Penrith didn’t. He had no other skills. After being packed off to live with his mother’s sister half a world away, he had kind of fucked up the last couple of years of his schooling. He’d joined the army for a couple of years before deciding that working for the Coven wouldn’t be so bad. Turns out the only use they had for him was putting his life on the line for everyone else. At twenty-one, he didn’t give a fuck about the future.
At forty, he did.
There were some things he didn’t want to do anymore, but he wasn’t ready to shift into training other agents. He liked getting his feet wet and going into the field.
“We’ll see,” was all Penrith said.
“You know the shifters are on your side, right? None of us think it was a deliberate binding.”
“Yeah.” He nodded, not that it made a difference what the shifters thought. “It’s one of those fall between-the-cracks, one-in-a-million situations.” He’d heard it all. “At least now he’s walked in. I’ll find out one way or the other.” That had been the worst part, the waiting and the uncertainty.
“Do you know what kind of bond you want?”
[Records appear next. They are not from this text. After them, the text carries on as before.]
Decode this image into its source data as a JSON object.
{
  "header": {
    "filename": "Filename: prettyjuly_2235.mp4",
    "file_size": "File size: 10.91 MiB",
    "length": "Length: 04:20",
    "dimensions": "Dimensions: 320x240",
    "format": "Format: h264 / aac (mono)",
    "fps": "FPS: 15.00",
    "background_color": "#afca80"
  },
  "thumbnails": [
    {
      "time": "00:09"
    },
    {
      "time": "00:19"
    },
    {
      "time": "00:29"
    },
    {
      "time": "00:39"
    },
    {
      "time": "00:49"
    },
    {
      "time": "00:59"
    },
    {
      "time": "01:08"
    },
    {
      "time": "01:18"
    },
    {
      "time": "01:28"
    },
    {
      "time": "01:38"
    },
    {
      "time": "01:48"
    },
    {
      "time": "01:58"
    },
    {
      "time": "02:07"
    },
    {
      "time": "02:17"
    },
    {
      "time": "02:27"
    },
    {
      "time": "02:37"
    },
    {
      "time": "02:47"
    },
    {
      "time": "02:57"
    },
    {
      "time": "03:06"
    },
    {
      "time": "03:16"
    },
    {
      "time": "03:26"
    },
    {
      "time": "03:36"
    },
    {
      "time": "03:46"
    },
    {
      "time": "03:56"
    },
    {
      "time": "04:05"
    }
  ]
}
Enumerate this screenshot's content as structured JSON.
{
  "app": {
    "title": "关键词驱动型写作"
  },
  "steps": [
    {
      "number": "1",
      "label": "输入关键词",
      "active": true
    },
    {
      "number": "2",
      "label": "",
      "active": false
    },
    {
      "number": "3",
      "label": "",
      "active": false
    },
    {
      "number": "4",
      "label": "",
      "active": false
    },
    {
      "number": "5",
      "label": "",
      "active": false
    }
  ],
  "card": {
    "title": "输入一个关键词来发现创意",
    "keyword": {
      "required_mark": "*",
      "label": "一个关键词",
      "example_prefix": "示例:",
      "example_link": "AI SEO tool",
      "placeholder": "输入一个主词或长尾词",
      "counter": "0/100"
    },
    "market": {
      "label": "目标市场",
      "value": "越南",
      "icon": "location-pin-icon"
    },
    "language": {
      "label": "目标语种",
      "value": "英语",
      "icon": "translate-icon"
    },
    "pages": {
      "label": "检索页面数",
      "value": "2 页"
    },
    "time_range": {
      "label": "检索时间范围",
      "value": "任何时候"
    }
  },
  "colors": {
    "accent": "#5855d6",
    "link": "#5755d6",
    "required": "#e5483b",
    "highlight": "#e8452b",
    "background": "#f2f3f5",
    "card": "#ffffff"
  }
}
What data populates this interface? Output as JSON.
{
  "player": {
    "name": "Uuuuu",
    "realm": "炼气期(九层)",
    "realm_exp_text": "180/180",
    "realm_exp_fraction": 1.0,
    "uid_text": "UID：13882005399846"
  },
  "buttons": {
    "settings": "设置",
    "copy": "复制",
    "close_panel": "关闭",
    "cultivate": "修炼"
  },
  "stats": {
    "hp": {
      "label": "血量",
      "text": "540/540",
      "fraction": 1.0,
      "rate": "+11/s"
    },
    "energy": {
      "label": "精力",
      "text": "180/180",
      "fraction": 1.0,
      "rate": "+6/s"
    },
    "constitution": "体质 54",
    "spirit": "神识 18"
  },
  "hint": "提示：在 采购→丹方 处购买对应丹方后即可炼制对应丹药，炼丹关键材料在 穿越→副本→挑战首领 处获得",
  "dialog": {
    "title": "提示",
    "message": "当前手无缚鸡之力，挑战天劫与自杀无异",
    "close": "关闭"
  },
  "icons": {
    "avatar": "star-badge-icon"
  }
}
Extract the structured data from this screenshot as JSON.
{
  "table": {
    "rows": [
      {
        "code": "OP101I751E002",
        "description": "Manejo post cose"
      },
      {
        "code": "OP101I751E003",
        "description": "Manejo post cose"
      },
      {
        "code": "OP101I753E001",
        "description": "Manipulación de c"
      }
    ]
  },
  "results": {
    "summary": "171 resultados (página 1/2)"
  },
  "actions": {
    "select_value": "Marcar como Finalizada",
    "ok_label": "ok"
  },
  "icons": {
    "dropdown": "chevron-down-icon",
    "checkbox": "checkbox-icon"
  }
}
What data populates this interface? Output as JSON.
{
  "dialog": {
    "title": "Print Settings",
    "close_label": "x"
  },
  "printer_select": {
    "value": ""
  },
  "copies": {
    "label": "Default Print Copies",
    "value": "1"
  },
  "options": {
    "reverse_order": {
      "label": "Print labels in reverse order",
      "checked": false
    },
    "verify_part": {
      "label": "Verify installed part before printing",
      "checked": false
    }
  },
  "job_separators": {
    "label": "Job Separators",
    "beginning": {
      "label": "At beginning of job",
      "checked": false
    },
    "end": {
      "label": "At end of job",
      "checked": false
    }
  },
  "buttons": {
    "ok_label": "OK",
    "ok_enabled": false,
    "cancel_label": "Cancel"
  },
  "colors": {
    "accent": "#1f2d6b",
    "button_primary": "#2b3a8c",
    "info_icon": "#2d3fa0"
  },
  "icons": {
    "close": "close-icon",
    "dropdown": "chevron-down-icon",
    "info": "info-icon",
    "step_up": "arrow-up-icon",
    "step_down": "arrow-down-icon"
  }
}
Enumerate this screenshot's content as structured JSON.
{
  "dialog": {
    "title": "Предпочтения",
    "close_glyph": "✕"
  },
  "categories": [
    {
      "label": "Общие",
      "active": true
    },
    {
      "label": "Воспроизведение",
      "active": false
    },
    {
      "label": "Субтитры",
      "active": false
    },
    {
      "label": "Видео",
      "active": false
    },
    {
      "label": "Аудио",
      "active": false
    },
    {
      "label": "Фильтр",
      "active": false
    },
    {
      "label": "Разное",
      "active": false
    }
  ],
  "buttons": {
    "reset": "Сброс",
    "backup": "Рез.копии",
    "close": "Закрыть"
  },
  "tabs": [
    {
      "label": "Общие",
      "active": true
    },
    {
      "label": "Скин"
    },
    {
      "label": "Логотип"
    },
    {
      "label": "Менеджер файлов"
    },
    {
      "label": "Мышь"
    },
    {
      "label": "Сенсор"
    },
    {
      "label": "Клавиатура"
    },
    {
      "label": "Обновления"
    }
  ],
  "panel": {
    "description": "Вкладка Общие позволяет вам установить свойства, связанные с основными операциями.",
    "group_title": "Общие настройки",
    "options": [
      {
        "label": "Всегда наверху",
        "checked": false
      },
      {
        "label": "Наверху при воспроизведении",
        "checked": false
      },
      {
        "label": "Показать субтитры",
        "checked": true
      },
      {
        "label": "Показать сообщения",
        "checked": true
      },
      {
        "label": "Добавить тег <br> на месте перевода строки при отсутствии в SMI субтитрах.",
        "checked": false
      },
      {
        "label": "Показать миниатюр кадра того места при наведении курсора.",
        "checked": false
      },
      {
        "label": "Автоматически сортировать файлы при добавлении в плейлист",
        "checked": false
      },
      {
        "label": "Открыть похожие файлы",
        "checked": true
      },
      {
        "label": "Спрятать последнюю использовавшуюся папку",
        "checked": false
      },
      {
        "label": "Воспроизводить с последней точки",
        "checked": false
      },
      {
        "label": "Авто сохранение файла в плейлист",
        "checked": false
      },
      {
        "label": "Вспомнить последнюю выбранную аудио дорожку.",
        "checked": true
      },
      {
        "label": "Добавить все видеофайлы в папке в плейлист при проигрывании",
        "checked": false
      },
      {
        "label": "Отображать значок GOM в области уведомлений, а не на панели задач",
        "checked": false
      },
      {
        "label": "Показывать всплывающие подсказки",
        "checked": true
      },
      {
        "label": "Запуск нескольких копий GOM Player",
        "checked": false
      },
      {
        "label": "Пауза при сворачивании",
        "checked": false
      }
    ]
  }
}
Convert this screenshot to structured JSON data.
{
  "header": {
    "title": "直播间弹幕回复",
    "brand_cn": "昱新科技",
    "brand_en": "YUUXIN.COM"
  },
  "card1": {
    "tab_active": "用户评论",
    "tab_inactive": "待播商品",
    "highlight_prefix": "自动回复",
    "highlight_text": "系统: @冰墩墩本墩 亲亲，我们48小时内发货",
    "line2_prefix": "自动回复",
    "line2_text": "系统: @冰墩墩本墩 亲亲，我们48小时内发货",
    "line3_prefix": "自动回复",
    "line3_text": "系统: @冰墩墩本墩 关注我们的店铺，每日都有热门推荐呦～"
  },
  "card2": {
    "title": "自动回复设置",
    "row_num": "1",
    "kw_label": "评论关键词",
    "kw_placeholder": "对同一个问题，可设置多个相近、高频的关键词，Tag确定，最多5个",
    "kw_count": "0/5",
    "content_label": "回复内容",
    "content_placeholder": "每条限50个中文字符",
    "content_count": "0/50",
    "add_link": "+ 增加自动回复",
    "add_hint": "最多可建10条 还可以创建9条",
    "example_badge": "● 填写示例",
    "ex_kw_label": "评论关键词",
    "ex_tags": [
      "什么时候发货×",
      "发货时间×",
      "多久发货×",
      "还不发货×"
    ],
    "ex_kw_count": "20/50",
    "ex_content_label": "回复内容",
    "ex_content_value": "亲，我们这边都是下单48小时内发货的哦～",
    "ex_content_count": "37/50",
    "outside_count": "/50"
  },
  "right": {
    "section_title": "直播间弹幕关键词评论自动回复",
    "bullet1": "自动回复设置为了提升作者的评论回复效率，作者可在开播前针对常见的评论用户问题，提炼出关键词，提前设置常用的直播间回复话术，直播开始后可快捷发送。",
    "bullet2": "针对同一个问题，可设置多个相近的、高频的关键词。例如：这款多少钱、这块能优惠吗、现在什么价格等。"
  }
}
Growing up, the only people he’d known who had a familiar had claimed it was a magical relationship. He doubted that was the truth, but coming out as a queer witch in a small town would have drawn a few too many looks.
“I haven’t let myself think that far ahead.” But he had when Mitchell was sitting opposite him. He wondered what it would be like to kiss him. He wanted to find out what he did and how he spent his weekends. What pack did he run with? Because it sure as hell wasn’t the Outcast Pack. “I don’t even know if he likes men in that way.”
“But if he did…”
Penrith shook his head. “I’m not playing these games. I’ll wait and see how it plays out.”
Taylor’s tongue flicked out. “Liar. You want him.”
Fucking shifters. They always sensed too much.
“I want a lot of things; it doesn’t mean they want me.”
Taylor stepped in a little closer. “Look, I heard a little whisper that Mitchell wouldn’t kick you out of bed. Word is the reason he got picked up in the first place is because he was performing in a drag show.”
“Where did you hear that, or was it pillow talk?”
Because only a few people would be looking at Mitchell’s file, one of them would be Sam Carver, the other Justin Brook. Both were wolves, but Justin and Taylor were dating, and Justin was the head of legal. He pulled agents’ asses out of the fire when operations went wrong. Sam used to be head of cover-ups; now, he was in training and mission review. Both wolves ran with the Outcast Pack.
“I’m trying to help.”
“Giving me hope doesn’t help.” He didn’t want to feel it break apart. He’d rather expect the worst.
“Stop being so fucking grim.”
Penrith glared at him. “I want this over more than anyone. But being mates is more serious than a one-night stand.”
“Ah, so you would take him to bed.”
Penrith growled. That was something shifters understood.
His phone rang, and he pulled it out of his pocket. It was an internal call. Fuck.
“Flint,” he answered.
“Can you come to meeting room three?” the woman asked, though it was less of a question and more of a politely worded command.
“Sure, I’m on my way.” Not that he had a choice. “Looks like I’m about to find out if I can keep my magic or not.”
“Good luck. You didn’t do anything wrong.”
Which is what made this whole situation extra shitty.
What if Mitchell had changed his mind and he no longer wanted the bond?
For a few minutes, Penrith had let himself hope, which had been a stupid thing to do.
Nothing was more dangerous than hope.